Stroke blogger David Dansereau has written a terrific piece on a controversy brewing in the stroke world. In honor of National Stroke Awareness Month, both the National Stroke Association and the Stroke Collaborative want to educate people about how to recognize stroke symptoms and get help right away. Unfortunately, the two organizations are at odds about how best to get the message out.
The National Stroke Association is focusing its efforts on teaching people how to recognize stroke symptoms and Act F.A.S.T.
Face: Ask the person to smile. Does one end of the face droop?
Arm: Ask the person to raise both arms. Does one arm drift downward?
Speech: Ask the person to repeat a simple phrase. Does the speech sound slurred or strange?
Time: If you observe any of these signs, it's time to call 911.
According to Jonathan Bitz of the National Stroke Association, "F.A.S.T. is a proven vehicle for identifying the most common symptoms of ischemic (clot-caused) stroke." Bitz acknowledges that other symptoms (notably sudden blurred vision and sudden excruciating headache) may accompany a hemorrhagic stroke, but he points out that ischemic strokes make up 80 percent of strokes experienced in this country.
"The bottom line is that it currently takes the average American 12 to 24 hours to get to the hospital after the first stroke symptoms. Most treatments must be given within 3 to 6 hours of the first stroke symptoms, so hundreds of thousands of Americans are missing out on stroke treatment opportunities every year."
But not everyone is comfortable with leaving out that other 20 percent of strokes. The American Academy of Neurology, the American College of Emergency Physicians, and the American Stroke Association have teamed up to form the Stroke Collaborative, a joint campaign for stroke awareness. This month, the Stroke Collaborative is promoting a new way, Give Me 5 for Stroke, to remember stroke warning signs
Walk: Is their balance off?
Talk: Is their speech slurred or face droopy?

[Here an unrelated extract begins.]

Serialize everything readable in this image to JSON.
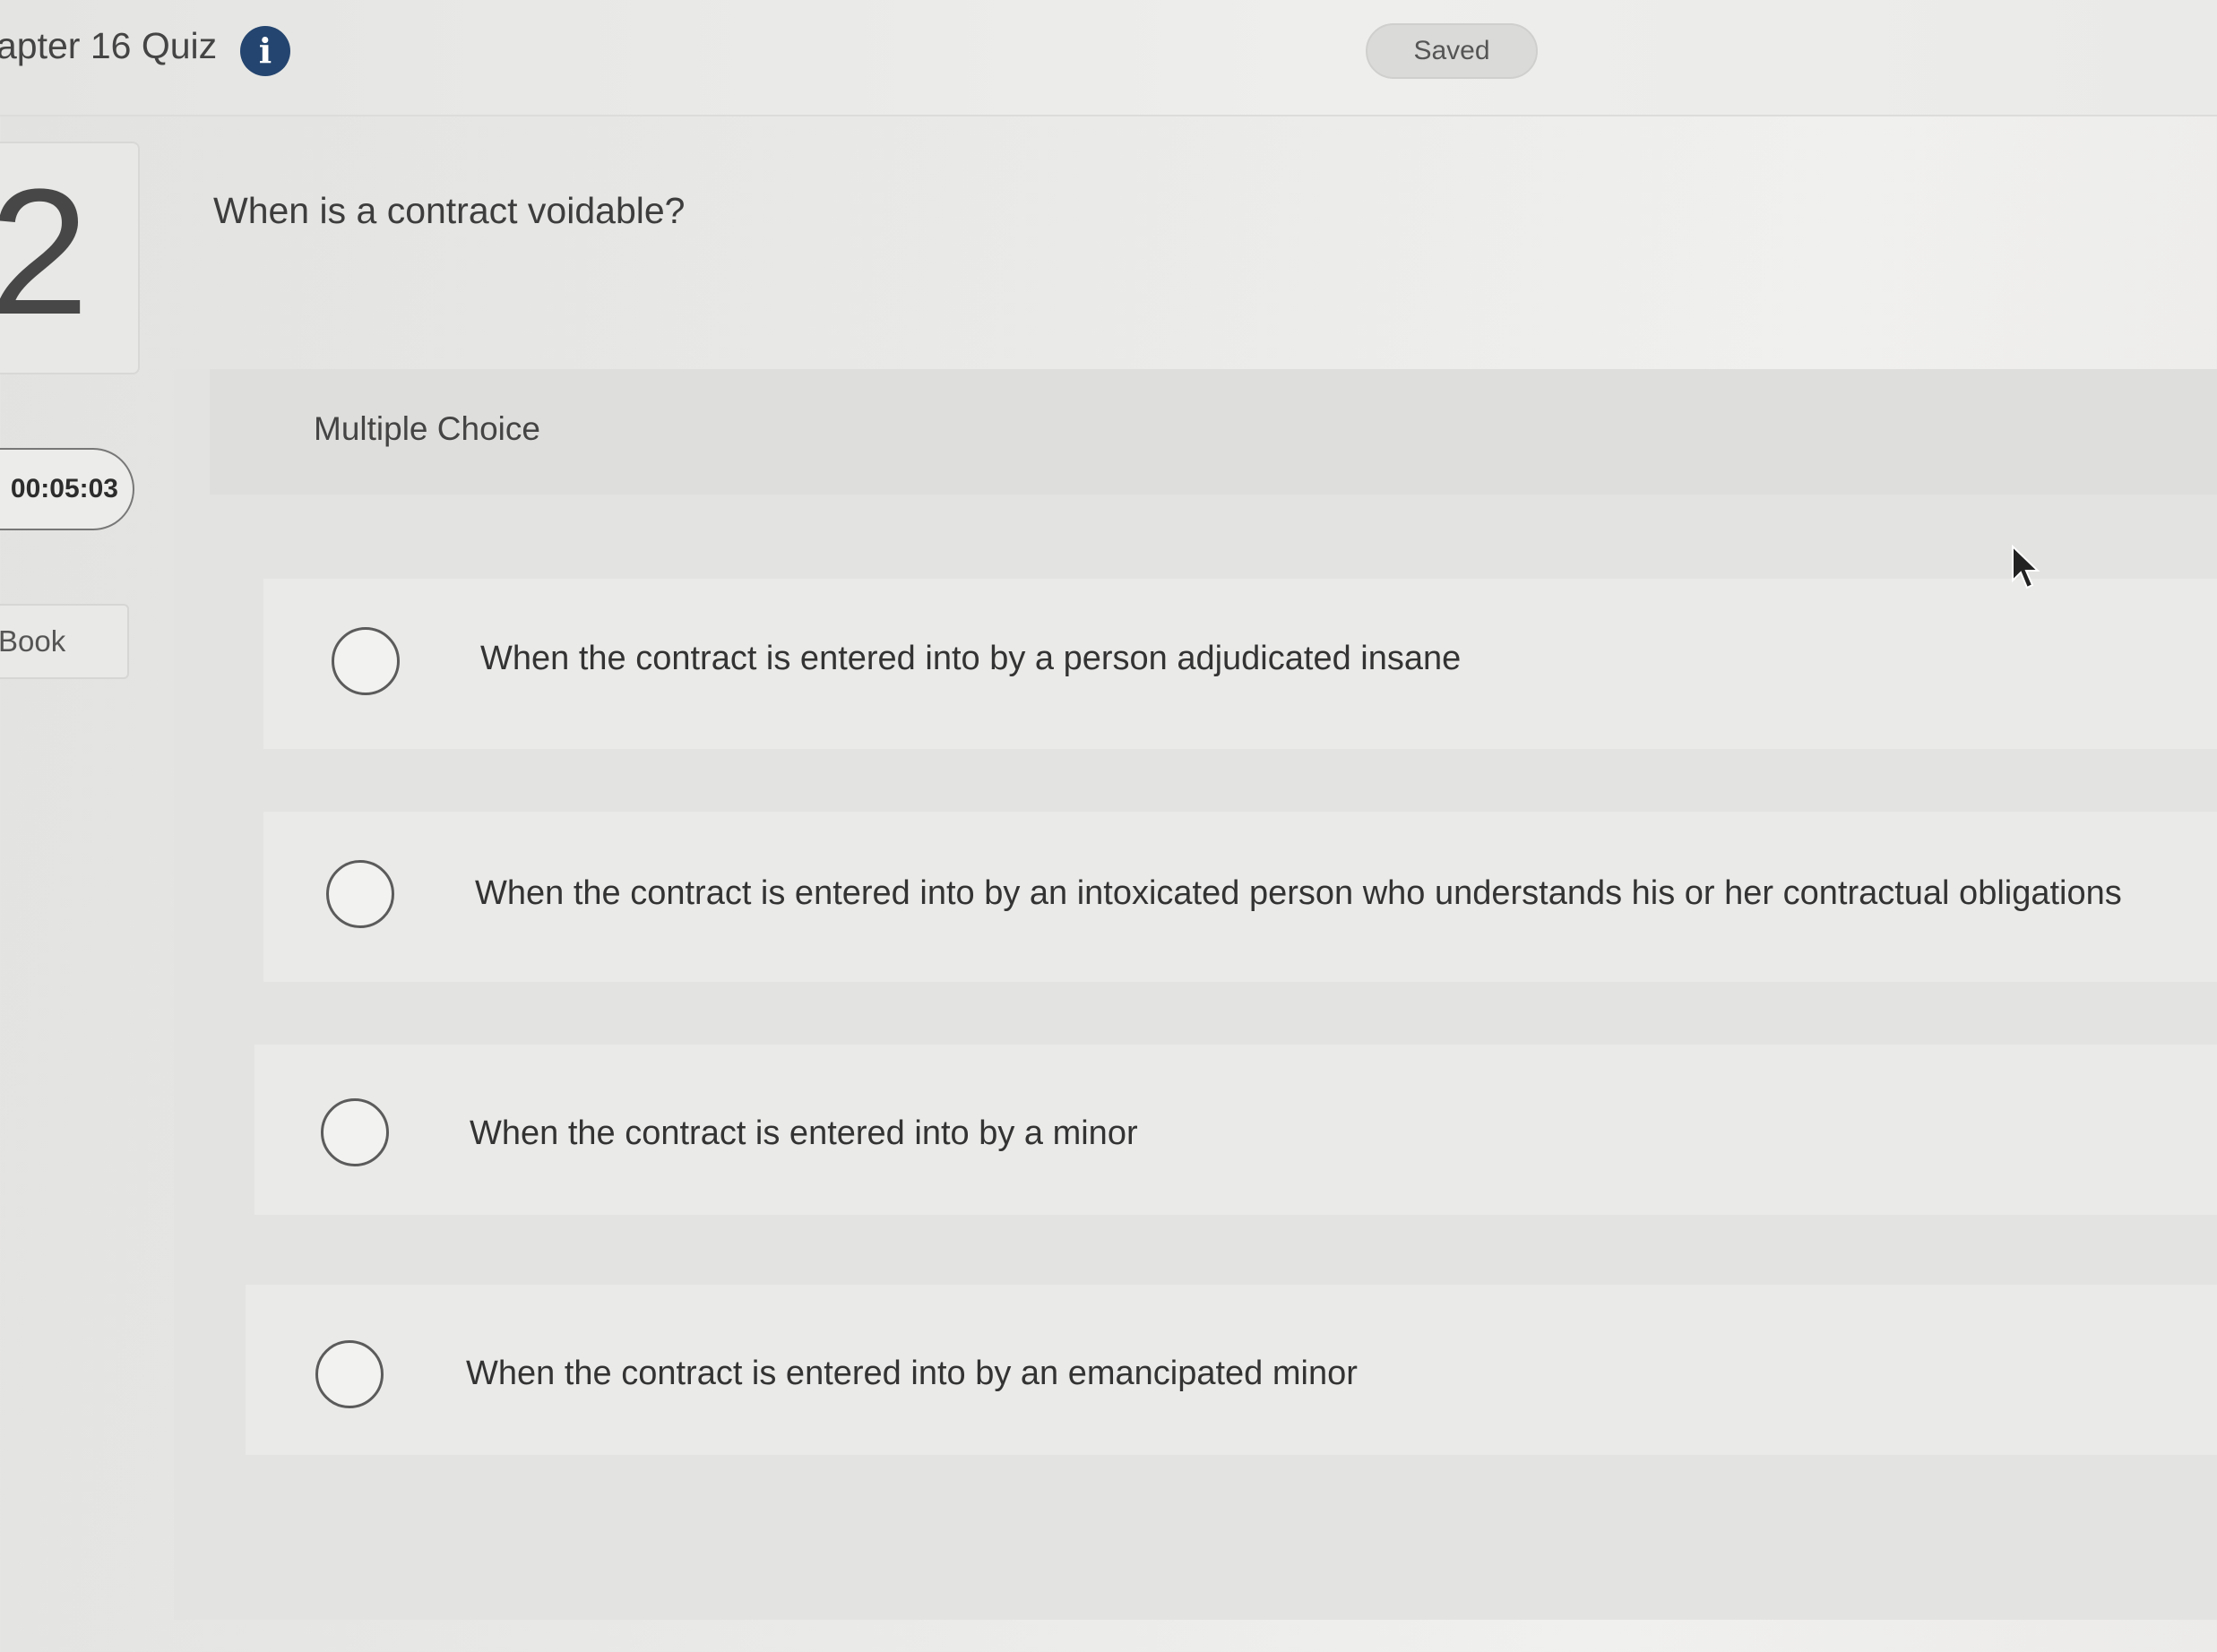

Reach: Is one side weak or numb?
See: Is their vision all or partially lost?
Feel: Is their headache severe?
If any of these stroke symptoms occurs suddenly, call 911.
According to the Stroke Collaborative's website, "Stroke warning signs are missing from (Act F.A.S.T.), and since a person may only experience one symptom, it is important that all symptoms be remembered and acted upon quickly."
So which mnemonic is better? "Give Me 5 for Stroke" strikes me as difficult to remember, but I also find the failure of "Act F.A.S.T." to encompass all stroke symptoms troubling. Which are you planning to post on your refrigerator -- and why?